Son père vient lui-même le réclamer au Bouddha ; il s’indigne, il menace ; c’est son fils unique qu’on veut capter et qu’on affuble d’un accoutrement ridicule. À ces injures le maître répond avec sa voix pleine de charme, et le père irrité se calme soudain ; trop vieux pour faire un religieux, il sera au moins un Oupâsaka « dévot ». Il se jette aux pieds de Siddhârtha, et le supplie de venir prendre le riz dans sa maison.

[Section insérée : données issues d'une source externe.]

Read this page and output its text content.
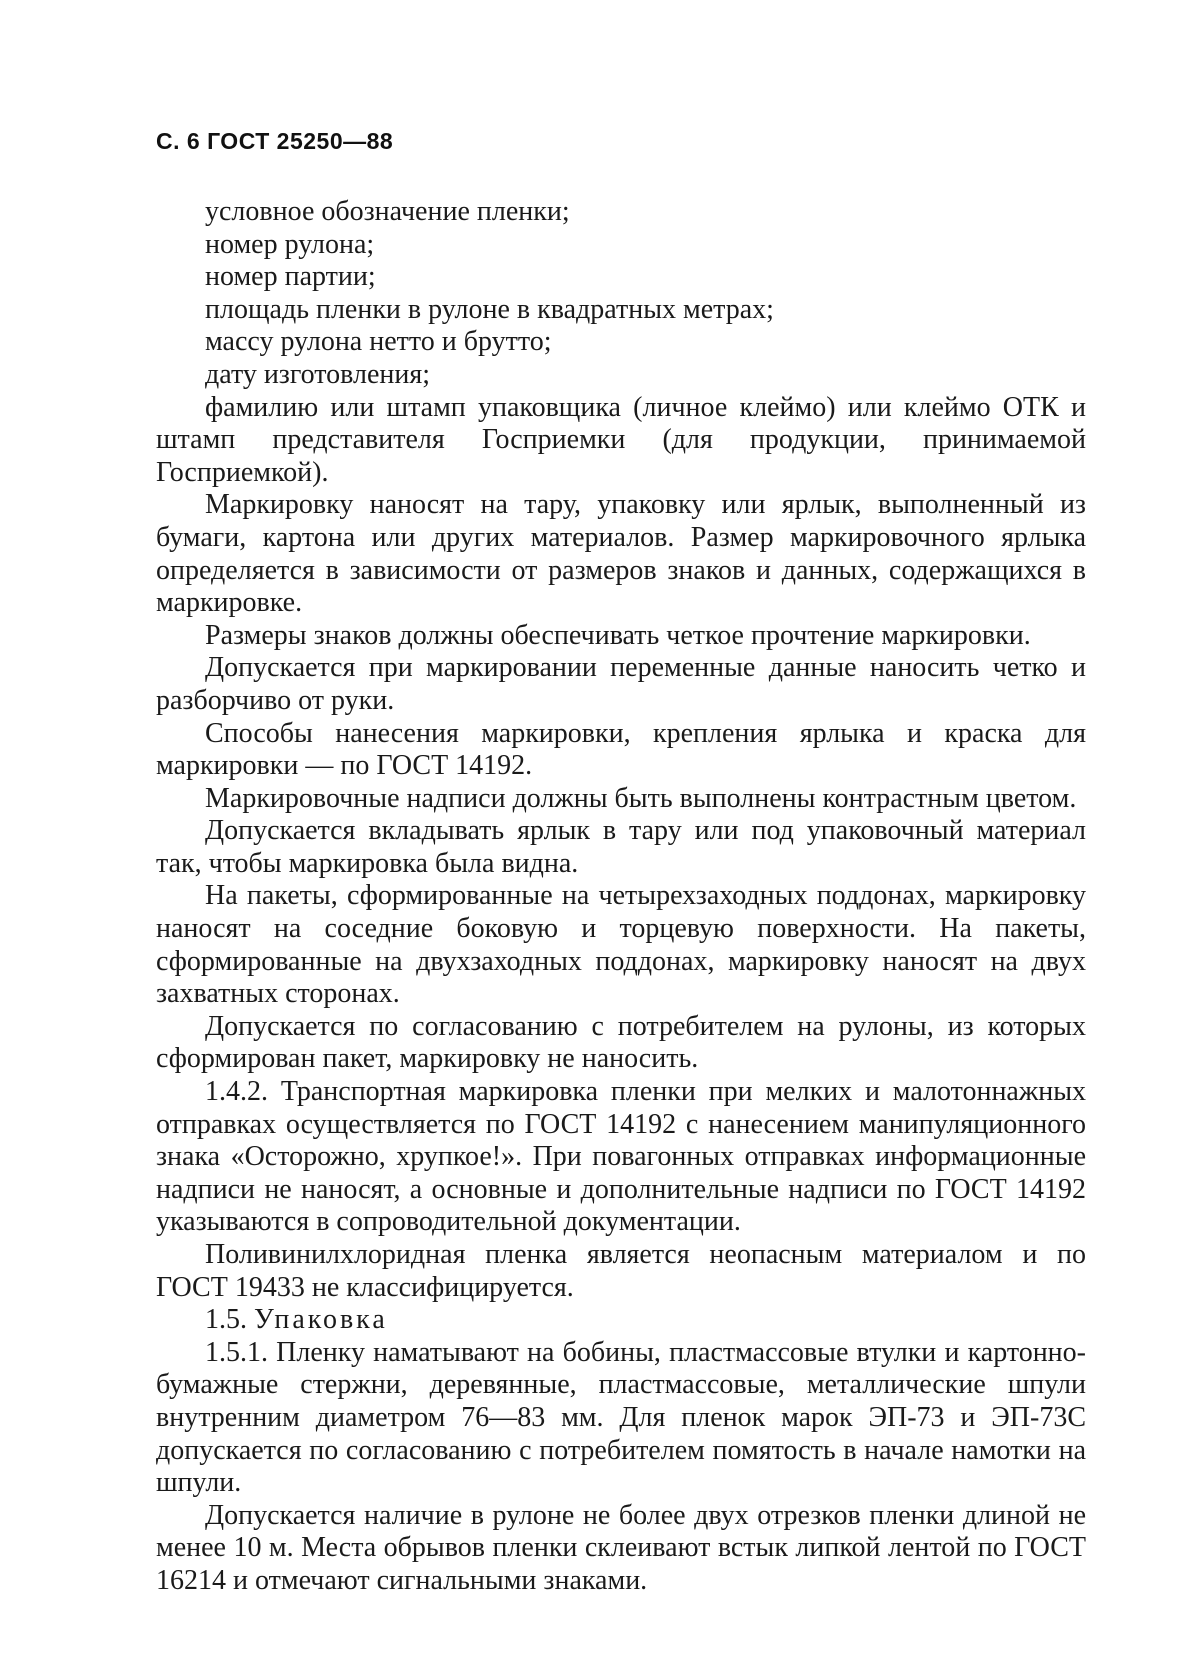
С. 6 ГОСТ 25250—88

условное обозначение пленки;

номер рулона;

номер партии;

площадь пленки в рулоне в квадратных метрах;

массу рулона нетто и брутто;

дату изготовления;

фамилию или штамп упаковщика (личное клеймо) или клеймо ОТК и штамп представителя Госприемки (для продукции, принимаемой Госприемкой).

Маркировку наносят на тару, упаковку или ярлык, выполненный из бумаги, картона или других материалов. Размер маркировочного ярлыка определяется в зависимости от размеров знаков и данных, содержащихся в маркировке.

Размеры знаков должны обеспечивать четкое прочтение маркировки.

Допускается при маркировании переменные данные наносить четко и разборчиво от руки.

Способы нанесения маркировки, крепления ярлыка и краска для маркировки — по ГОСТ 14192.

Маркировочные надписи должны быть выполнены контрастным цветом.

Допускается вкладывать ярлык в тару или под упаковочный материал так, чтобы маркировка была видна.

На пакеты, сформированные на четырехзаходных поддонах, маркировку наносят на соседние боковую и торцевую поверхности. На пакеты, сформированные на двухзаходных поддонах, маркировку наносят на двух захватных сторонах.

Допускается по согласованию с потребителем на рулоны, из которых сформирован пакет, маркировку не наносить.

1.4.2. Транспортная маркировка пленки при мелких и малотоннажных отправках осуществляется по ГОСТ 14192 с нанесением манипуляционного знака «Осторожно, хрупкое!». При повагонных отправках информационные надписи не наносят, а основные и дополнительные надписи по ГОСТ 14192 указываются в сопроводительной документации.

Поливинилхлоридная пленка является неопасным материалом и по ГОСТ 19433 не классифицируется.

1.5. Упаковка

1.5.1. Пленку наматывают на бобины, пластмассовые втулки и картонно-бумажные стержни, деревянные, пластмассовые, металлические шпули внутренним диаметром 76—83 мм. Для пленок марок ЭП-73 и ЭП-73С допускается по согласованию с потребителем помятость в начале намотки на шпули.

Допускается наличие в рулоне не более двух отрезков пленки длиной не менее 10 м. Места обрывов пленки склеивают встык липкой лентой по ГОСТ 16214 и отмечают сигнальными знаками.
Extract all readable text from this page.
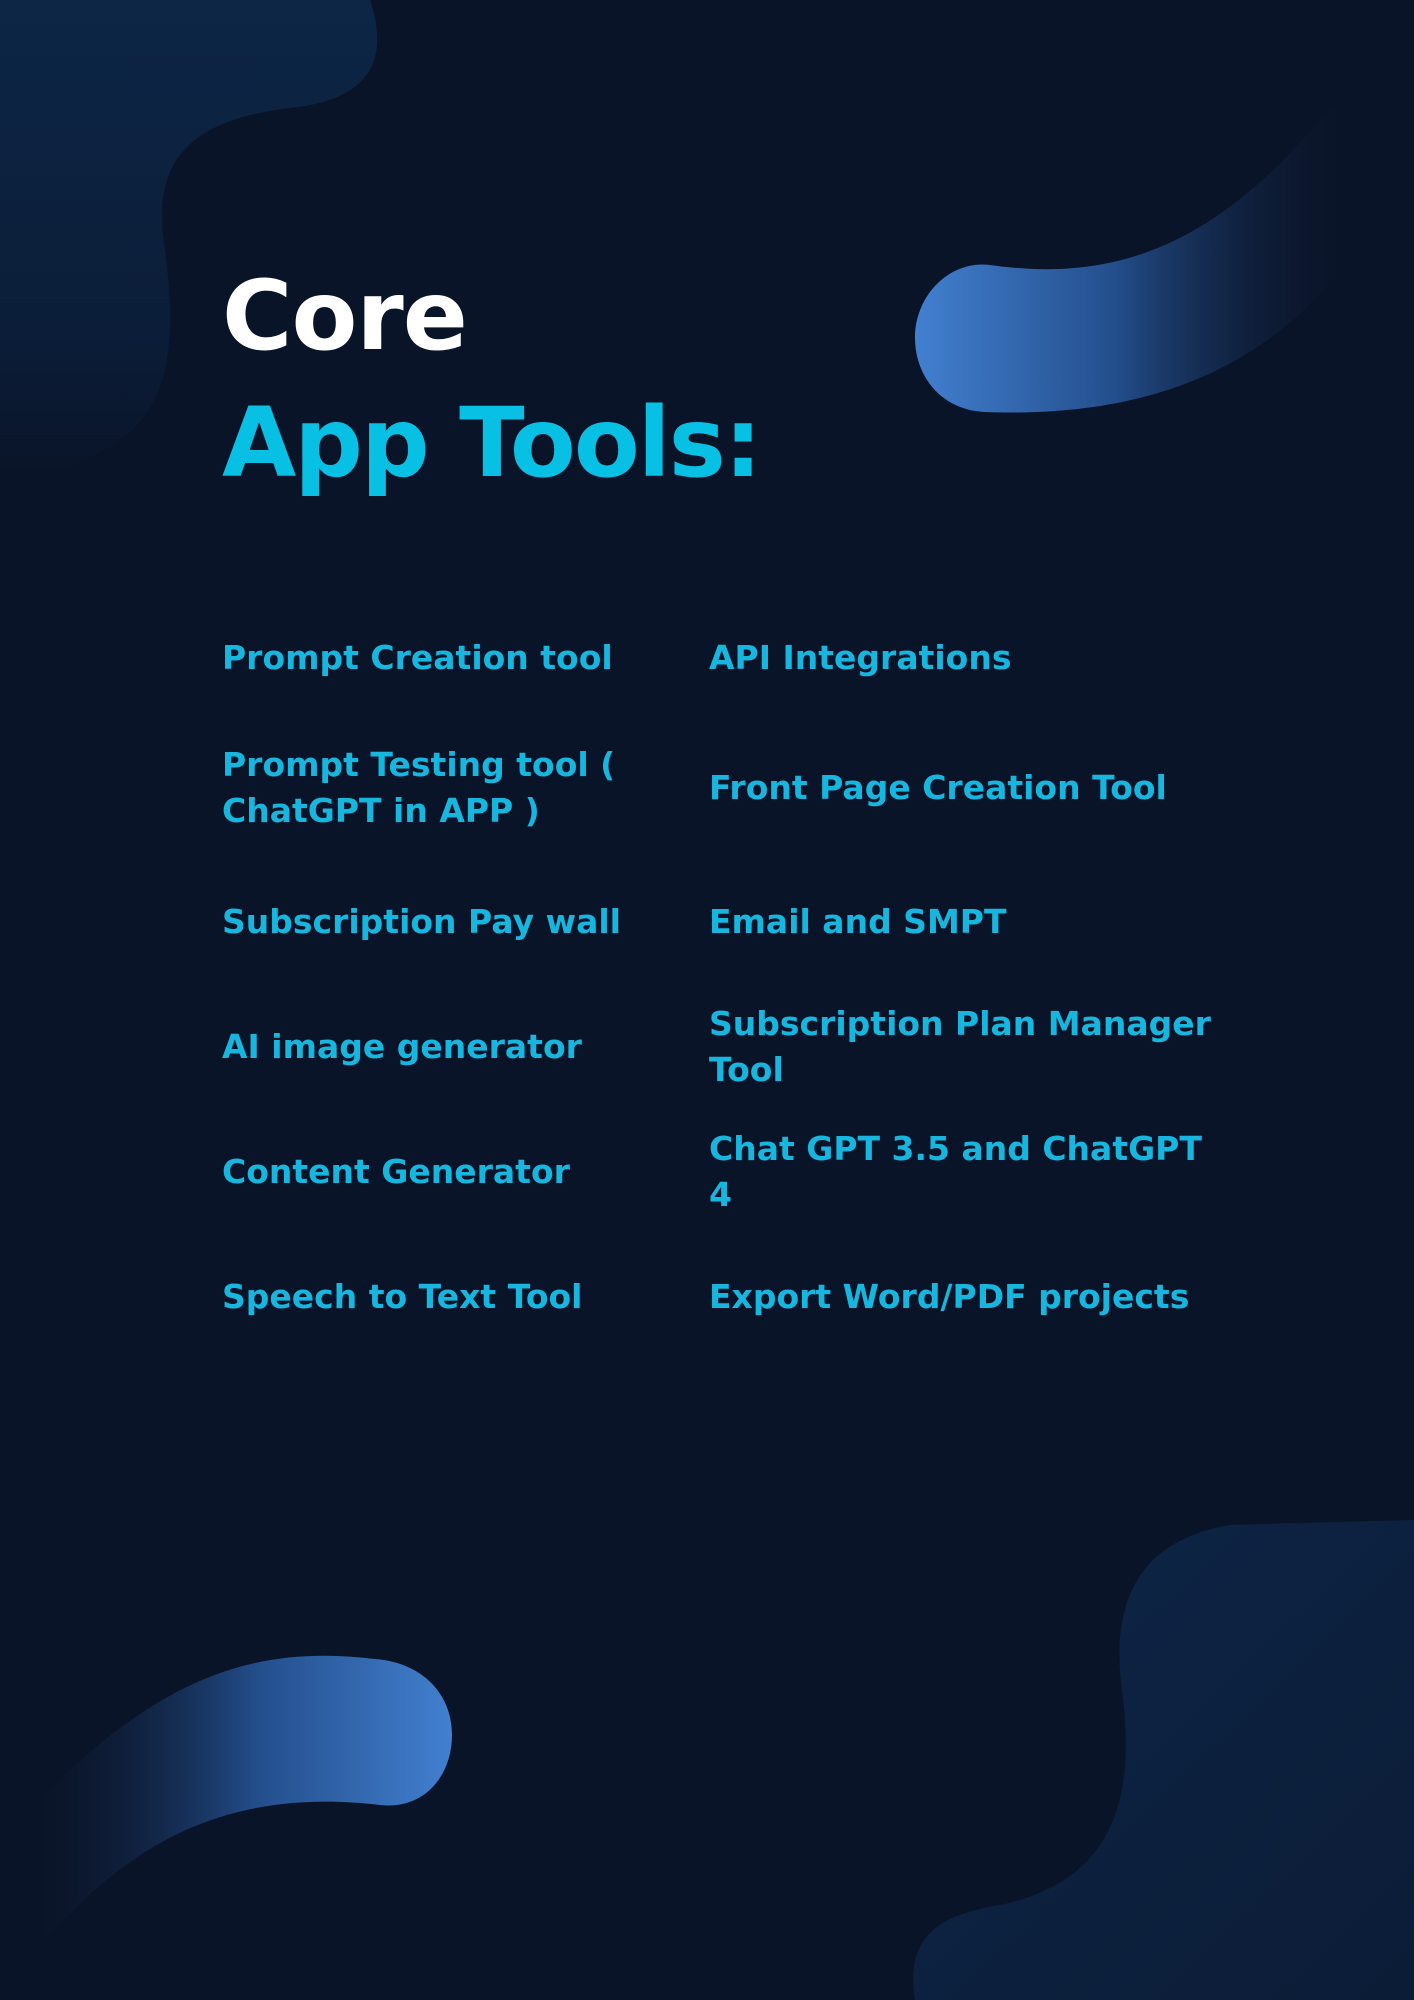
Core
App Tools:
Prompt Creation tool
Prompt Testing tool ( ChatGPT in APP )
Subscription Pay wall
AI image generator
Content Generator
Speech to Text Tool
API Integrations
Front Page Creation Tool
Email and SMPT
Subscription Plan Manager Tool
Chat GPT 3.5 and ChatGPT 4
Export Word/PDF projects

L’étonnement de chacun fut grand, quand on vit s’avancer, derrière le Bouddha, le nouveau mendiant, aux yeux baissés, à la contenance recueillie. À peine reconnaissait-on le beau, le dédaigneux Yasa, dont les folies et les amours avaient occupé tout Bénarès. La conversion d’un pauvre hère eût excité les moqueries ; mais celle d’un homme si bien posé devait produire des imitateurs. « Quelle est donc cette loi puissante qui a subjugué notre ami ? » se dirent plusieurs compagnons du nouveau converti, et ils allèrent trouver le Bouddha, qui les instruisit aussitôt.

Lorsque la saison des pluies fut passée, le maître se mit en route pour Ourouvilva. On comptait déjà soixante et un religieux.